Fast forward to present-day, and CrossFit has really altered my perspective on cardio. Cardio in CrossFit is primarily done via metcons (i.e. metabolic conditioning). They are short, but extremely intense workouts based on functional movements. Metcons are almost never longer than 20 minutes, and it seems like most of them tend to be between 5 and 10 minutes long (although you could do multiple metcons in one training session). Metcons are about all-out effort and intensity with the goal being to improve your conditioning and consequently performance. Calories burned do not factor in at all. Each person’s performance in a metcon will vary based on their fitness level and how hard they push themselves. If a metcon is for time (i.e. how quickly can you do 100 burpees), then each person will have a different finish time. If a metcon is for rounds or reps (AMRAP – as many reps/rounds as possible), then at the end of the allotted time, each person will finish with a different total.
Honestly, the thought of incline walking on a treadmill for an hour seemed pretty silly to me once I started doing metcons. It made me realize how lazy I had been in approaching my conditioning workouts when it came to intensity and to functionality. I started using cardio methods I had previously scoffed at (most notably, the rowing machine, but also jump rope), and had the revelation that “cardio” didn’t have to involve repetitive movements on a machine or running endless miles at the track until I had racked up the requisite number of calories burned. Metcons were about becoming a better athlete and improving performance, not about burning off last night’s ice cream or getting six-pack abs.

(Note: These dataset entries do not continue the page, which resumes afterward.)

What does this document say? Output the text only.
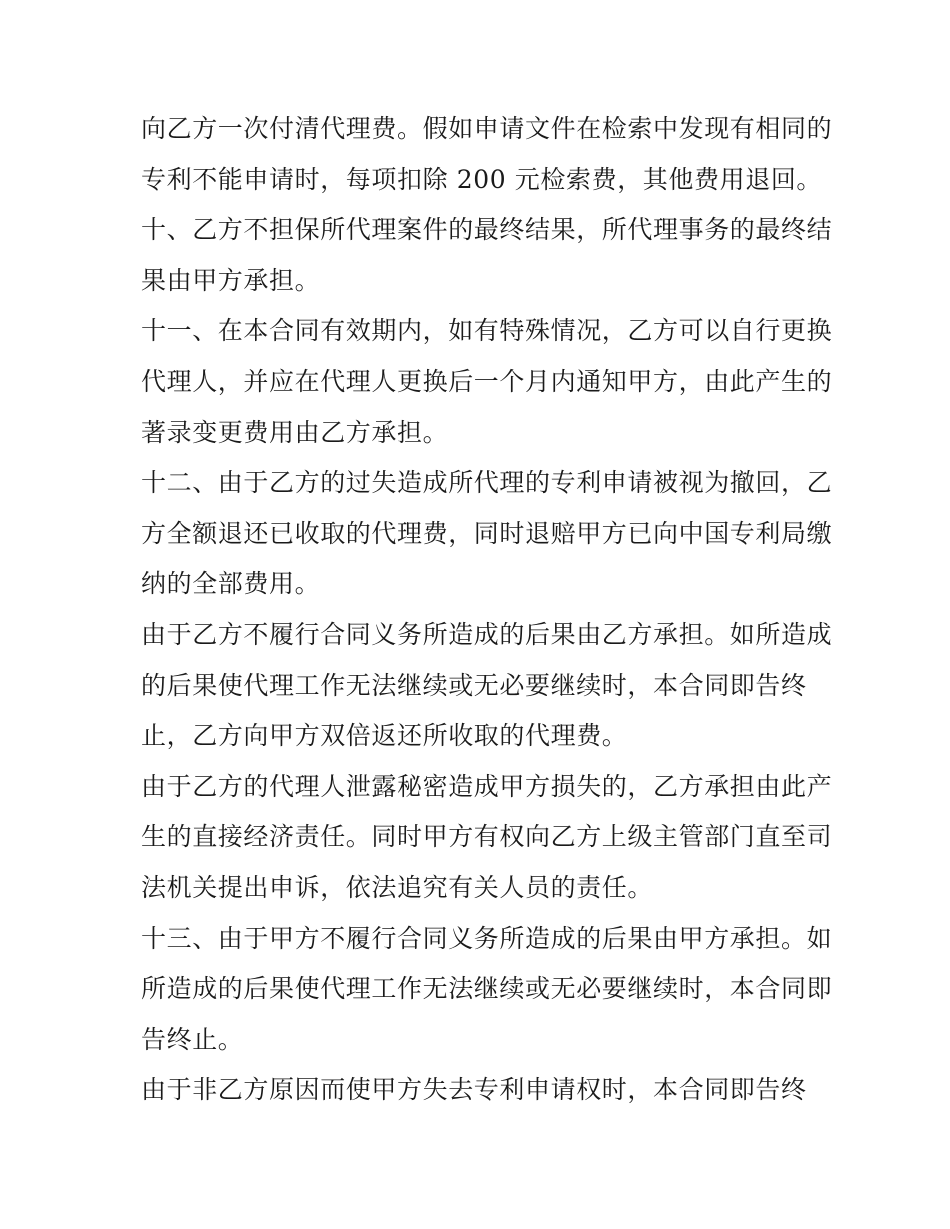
向乙方一次付清代理费。假如申请文件在检索中发现有相同的
专利不能申请时，每项扣除 200 元检索费，其他费用退回。
十、乙方不担保所代理案件的最终结果，所代理事务的最终结
果由甲方承担。
十一、在本合同有效期内，如有特殊情况，乙方可以自行更换
代理人，并应在代理人更换后一个月内通知甲方，由此产生的
著录变更费用由乙方承担。
十二、由于乙方的过失造成所代理的专利申请被视为撤回，乙
方全额退还已收取的代理费，同时退赔甲方已向中国专利局缴
纳的全部费用。
由于乙方不履行合同义务所造成的后果由乙方承担。如所造成
的后果使代理工作无法继续或无必要继续时，本合同即告终
止，乙方向甲方双倍返还所收取的代理费。
由于乙方的代理人泄露秘密造成甲方损失的，乙方承担由此产
生的直接经济责任。同时甲方有权向乙方上级主管部门直至司
法机关提出申诉，依法追究有关人员的责任。
十三、由于甲方不履行合同义务所造成的后果由甲方承担。如
所造成的后果使代理工作无法继续或无必要继续时，本合同即
告终止。
由于非乙方原因而使甲方失去专利申请权时，本合同即告终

So, when it comes to cardio today, there are three categories of cardio I engage in:
- Conditioning Cardio: Usually metcons, but sometimes sprinting at the track or short distance runs. The duration is usually 15-20 minutes tops, at a high intensity, and is focused on improving athletic performance. I don’t wear a heart rate monitor or calculate calories burned, although I will record time or rounds/reps in order to evaluate my progress. If I end up in the offical CrossFit recovery position at the end of the workout, I know I did well.
- Social Cardio: This includes 5K races and hiking. Am I getting exercise? Yes, but it’s more about being social with friends or family. I am trying to do more of this kind of cardio – last weekend, I ran the Ridiculous Obstacle Challenge 5K and am signed up for the Dirty Girl Mud Race 5K in October. When my mom was in town a couple of weekends ago, we spent an hour and a half walking one of the greenways in Charlotte and talking.

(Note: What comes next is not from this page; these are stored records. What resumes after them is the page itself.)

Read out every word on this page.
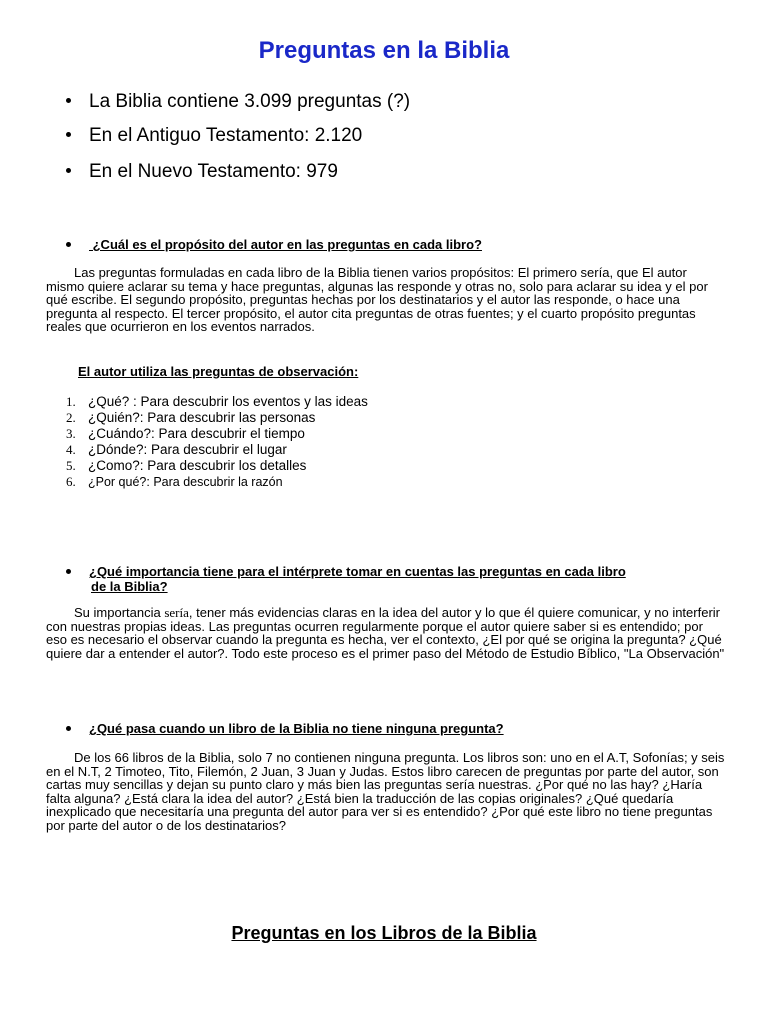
Preguntas en la Biblia
La Biblia contiene 3.099 preguntas (?)
En el Antiguo Testamento: 2.120
En el Nuevo Testamento: 979
¿Cuál es el propósito del autor en las preguntas en cada libro?
Las preguntas formuladas en cada libro de la Biblia tienen varios propósitos: El primero sería, que El autor mismo quiere aclarar su tema y hace preguntas, algunas las responde y otras no, solo para aclarar su idea y el por qué escribe. El segundo propósito, preguntas hechas por los destinatarios y el autor las responde, o hace una pregunta al respecto. El tercer propósito, el autor cita preguntas de otras fuentes; y el cuarto propósito preguntas reales que ocurrieron en los eventos narrados.
El autor utiliza las preguntas de observación:
1. ¿Qué? : Para descubrir los eventos y las ideas
2. ¿Quién?: Para descubrir las personas
3. ¿Cuándo?: Para descubrir el tiempo
4. ¿Dónde?: Para descubrir el lugar
5. ¿Como?: Para descubrir los detalles
6. ¿Por qué?: Para descubrir la razón
¿Qué importancia tiene para el intérprete tomar en cuentas las preguntas en cada libro
de la Biblia?
Su importancia sería, tener más evidencias claras en la idea del autor y lo que él quiere comunicar, y no interferir con nuestras propias ideas. Las preguntas ocurren regularmente porque el autor quiere saber si es entendido; por eso es necesario el observar cuando la pregunta es hecha, ver el contexto, ¿El por qué se origina la pregunta? ¿Qué quiere dar a entender el autor?. Todo este proceso es el primer paso del Método de Estudio Bíblico, "La Observación"
¿Qué pasa cuando un libro de la Biblia no tiene ninguna pregunta?
De los 66 libros de la Biblia, solo 7 no contienen ninguna pregunta. Los libros son: uno en el A.T, Sofonías; y seis en el N.T, 2 Timoteo, Tito, Filemón, 2 Juan, 3 Juan y Judas. Estos libro carecen de preguntas por parte del autor, son cartas muy sencillas y dejan su punto claro y más bien las preguntas sería nuestras. ¿Por qué no las hay? ¿Haría falta alguna? ¿Está clara la idea del autor? ¿Está bien la traducción de las copias originales? ¿Qué quedaría inexplicado que necesitaría una pregunta del autor para ver si es entendido? ¿Por qué este libro no tiene preguntas por parte del autor o de los destinatarios?
Preguntas en los Libros de la Biblia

- Catharsis/Energy Burn Cardio: Maybe I have a lot on my mind, maybe I am stressed/depressed, or maybe I just have a ton of energy and feel like getting my sweat on. I am generally not a fan of steady state cardio for extended periods of time, but sometimes when you are pissed off or upset, cranking out 45 minutes on the stairmill is just what the doctor ordered.

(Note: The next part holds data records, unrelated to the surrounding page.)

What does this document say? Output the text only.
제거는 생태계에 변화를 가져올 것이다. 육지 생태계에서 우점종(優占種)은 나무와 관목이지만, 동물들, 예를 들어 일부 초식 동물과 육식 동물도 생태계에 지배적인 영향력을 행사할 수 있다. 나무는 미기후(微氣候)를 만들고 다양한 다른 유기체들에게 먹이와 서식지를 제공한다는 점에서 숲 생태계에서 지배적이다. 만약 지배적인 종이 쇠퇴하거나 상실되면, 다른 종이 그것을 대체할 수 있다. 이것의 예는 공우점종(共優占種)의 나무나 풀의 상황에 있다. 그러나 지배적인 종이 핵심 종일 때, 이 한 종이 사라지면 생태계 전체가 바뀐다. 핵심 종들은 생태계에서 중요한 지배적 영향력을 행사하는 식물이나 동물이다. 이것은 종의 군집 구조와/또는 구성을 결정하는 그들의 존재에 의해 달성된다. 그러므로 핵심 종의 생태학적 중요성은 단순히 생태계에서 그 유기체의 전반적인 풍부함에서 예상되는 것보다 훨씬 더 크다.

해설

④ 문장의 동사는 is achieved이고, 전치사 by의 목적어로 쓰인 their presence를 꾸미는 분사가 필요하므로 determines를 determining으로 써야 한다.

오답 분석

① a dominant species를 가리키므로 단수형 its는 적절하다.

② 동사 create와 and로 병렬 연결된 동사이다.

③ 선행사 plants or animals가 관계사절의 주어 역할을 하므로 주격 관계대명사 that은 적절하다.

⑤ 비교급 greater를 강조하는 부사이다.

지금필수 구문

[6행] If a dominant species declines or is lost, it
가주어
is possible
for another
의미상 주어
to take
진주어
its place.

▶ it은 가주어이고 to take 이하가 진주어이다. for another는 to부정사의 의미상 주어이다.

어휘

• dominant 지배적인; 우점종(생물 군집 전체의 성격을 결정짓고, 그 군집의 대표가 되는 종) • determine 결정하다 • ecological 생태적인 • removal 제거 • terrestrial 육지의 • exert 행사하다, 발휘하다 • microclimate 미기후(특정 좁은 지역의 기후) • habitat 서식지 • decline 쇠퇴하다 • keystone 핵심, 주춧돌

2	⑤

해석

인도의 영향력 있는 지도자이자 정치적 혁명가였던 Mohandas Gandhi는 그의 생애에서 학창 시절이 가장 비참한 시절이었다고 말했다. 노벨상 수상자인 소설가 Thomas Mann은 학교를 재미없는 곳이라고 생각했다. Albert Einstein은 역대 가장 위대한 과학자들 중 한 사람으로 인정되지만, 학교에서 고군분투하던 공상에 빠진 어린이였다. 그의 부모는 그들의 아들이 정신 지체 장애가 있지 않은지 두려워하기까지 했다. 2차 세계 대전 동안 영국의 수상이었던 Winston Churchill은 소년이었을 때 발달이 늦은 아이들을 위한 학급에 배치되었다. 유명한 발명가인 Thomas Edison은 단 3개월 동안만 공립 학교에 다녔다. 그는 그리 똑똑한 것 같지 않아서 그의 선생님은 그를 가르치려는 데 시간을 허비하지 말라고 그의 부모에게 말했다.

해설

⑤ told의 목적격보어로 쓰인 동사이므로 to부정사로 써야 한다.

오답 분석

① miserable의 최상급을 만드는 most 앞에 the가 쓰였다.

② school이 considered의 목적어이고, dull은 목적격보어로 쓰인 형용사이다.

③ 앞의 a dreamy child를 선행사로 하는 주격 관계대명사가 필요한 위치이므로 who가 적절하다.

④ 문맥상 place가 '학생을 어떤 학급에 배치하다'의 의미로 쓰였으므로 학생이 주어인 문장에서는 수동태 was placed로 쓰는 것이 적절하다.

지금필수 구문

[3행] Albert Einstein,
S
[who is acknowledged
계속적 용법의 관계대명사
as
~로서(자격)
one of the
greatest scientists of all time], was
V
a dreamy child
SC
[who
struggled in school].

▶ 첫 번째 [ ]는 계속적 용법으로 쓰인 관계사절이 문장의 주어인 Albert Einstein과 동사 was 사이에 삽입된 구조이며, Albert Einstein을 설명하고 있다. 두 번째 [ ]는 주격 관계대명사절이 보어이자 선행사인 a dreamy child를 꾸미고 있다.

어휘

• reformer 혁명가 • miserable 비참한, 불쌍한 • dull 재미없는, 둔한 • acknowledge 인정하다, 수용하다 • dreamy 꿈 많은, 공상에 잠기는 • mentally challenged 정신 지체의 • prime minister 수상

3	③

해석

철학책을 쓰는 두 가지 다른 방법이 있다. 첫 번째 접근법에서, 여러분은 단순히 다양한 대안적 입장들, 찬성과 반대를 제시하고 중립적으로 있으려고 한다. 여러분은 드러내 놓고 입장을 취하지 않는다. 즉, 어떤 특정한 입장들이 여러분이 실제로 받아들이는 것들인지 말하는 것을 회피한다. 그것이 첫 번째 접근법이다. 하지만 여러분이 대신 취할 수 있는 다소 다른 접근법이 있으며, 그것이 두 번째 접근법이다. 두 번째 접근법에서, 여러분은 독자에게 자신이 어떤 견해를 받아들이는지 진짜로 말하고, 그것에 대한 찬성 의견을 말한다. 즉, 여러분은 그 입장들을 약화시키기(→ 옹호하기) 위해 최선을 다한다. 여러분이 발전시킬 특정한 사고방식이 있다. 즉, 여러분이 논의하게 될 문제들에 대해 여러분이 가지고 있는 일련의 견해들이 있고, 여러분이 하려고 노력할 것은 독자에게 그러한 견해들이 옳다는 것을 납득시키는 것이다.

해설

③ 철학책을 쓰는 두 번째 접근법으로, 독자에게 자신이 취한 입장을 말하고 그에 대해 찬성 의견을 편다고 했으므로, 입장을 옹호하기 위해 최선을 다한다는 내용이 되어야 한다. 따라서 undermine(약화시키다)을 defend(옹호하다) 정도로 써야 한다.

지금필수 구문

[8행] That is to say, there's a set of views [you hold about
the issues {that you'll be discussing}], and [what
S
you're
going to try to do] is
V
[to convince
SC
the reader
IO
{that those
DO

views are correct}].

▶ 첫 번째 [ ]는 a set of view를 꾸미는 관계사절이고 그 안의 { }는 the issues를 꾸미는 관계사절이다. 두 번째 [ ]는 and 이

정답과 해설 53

I am in a happy place with cardio. I almost always look forward to it and feel accomplished after it. It is not a punishment. It is not about trying to get ripped. If I skip it, it is not a source of guilt and shame. It has been a long road to get here, but it is a good place to be. Your happy cardio place may look different. Maybe you are a long distance runner who lives for those 10 mile runs on the weekends. Maybe you are all about Zumba and getting your groove on with a group of people. Maybe it’s as simple as taking your dog for a long walk everyday. Make cardio fit into who you are, what your goals are, and what you enjoy. That is the key to to making it a sustainable part of your lifestyle.